Tarkine Animal Park has been forced to close its doors indefinitely after the lease was cut three years short on December 17 when foreign investors placed the property on the market.
The popular tourist destination first shut down in March as a COVID-19 safety measure and was due to reopen in mid July, but when the time came owner Crighton Horton and business partner Ingrid Oosting were asked to address a number of issues to bring the park in line with council regulations.
Finally ironing it all out in late December, the lease was cut, forcing Crighton to find a new place for his animals.
“We knew it was a lease, but we thought we had a lot longer when we signed on,” he said.
The animals on the property, which Crighton has had to continue to look after since the doors closed with no revenue coming in, will be re-homed to a number of different locations across Tasmania in the interim. Crighton maintains that none of the animals will be put down or mistreated in any way.

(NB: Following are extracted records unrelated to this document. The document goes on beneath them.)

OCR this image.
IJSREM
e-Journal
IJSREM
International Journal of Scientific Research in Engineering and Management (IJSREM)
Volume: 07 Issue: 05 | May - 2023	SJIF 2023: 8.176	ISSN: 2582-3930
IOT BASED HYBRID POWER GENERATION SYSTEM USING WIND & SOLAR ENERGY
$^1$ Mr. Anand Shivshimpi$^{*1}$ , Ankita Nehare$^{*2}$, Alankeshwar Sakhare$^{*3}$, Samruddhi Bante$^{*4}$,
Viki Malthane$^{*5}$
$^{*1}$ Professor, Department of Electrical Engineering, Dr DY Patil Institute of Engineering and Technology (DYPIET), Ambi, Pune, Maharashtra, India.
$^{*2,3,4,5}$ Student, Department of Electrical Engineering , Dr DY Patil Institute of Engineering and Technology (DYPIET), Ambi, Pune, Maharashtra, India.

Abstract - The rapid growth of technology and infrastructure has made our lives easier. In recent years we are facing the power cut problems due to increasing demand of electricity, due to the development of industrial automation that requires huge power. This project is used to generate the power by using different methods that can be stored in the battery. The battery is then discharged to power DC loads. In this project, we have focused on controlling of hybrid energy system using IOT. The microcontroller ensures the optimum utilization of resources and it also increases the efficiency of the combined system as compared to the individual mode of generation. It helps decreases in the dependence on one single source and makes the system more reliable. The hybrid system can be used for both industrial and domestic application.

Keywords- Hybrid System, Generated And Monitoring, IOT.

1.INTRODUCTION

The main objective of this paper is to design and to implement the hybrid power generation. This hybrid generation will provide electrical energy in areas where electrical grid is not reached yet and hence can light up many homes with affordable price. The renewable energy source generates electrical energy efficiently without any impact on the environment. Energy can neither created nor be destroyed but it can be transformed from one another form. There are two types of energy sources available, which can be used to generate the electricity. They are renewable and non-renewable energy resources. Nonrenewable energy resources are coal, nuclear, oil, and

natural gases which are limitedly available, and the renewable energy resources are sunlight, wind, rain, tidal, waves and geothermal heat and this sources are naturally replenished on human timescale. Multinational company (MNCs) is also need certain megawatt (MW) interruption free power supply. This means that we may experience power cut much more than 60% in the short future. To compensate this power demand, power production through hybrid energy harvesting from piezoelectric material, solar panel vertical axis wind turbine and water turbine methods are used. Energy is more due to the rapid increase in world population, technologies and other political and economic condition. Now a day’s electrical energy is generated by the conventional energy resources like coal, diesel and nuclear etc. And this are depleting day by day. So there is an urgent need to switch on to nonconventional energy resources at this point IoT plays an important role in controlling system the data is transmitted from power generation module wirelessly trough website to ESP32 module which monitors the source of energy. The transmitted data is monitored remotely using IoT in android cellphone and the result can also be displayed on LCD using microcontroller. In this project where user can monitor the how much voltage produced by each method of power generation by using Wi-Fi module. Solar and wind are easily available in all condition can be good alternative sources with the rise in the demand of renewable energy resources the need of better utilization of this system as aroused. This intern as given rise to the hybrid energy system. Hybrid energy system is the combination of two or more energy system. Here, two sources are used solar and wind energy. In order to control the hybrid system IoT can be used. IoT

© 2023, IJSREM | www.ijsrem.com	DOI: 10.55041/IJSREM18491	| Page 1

Though he is keen to reopen the park on a new site, Crighton says the conditions need to be right.
“If the right block in the right location opened up we’d be comfortable buying this time around,” he said.
“We’ve certainly put our feelers out.”
He says that the closure of the park could not have come at a worse time.
“It was really unfortunate, we had a lot of baby animals including ostriches and goats coming through which would have been fantastic,” he said.
Crighton also said that he appreciated the support from locals while the doors were open and was surprised to see so many visitors travelling down from up the coast.
“We had a lot of people driving down from Burnie, and from Devonport, some people coming down multiple times to have a look.
“I think it was the hands-on aspect. Being able to pat all of the animals and hold some of them was a slightly different experience for them.”
Though he would like to see the doors opened as soon as possible, Crighton says its unlikely he will see people through the gates before next summer.
“We won’t be able to open for at least eight to 10 months I would think,” he said.
“By the time we find a block and get approval, it’ll be quite awhile.”
Crighton was thankful for the input of Mayor Daryl Quilliam and General Manager Scott Riley as he worked with them to get the doors open following the COVID-19 shutdown period.
“They’ve really bent over backwards to help us get the doors open.”
Trevor the ostrich, seen here with owner Crighton Horton, has been forced to seek a new home after Tarkine Animal Park’s lease was cut three years short.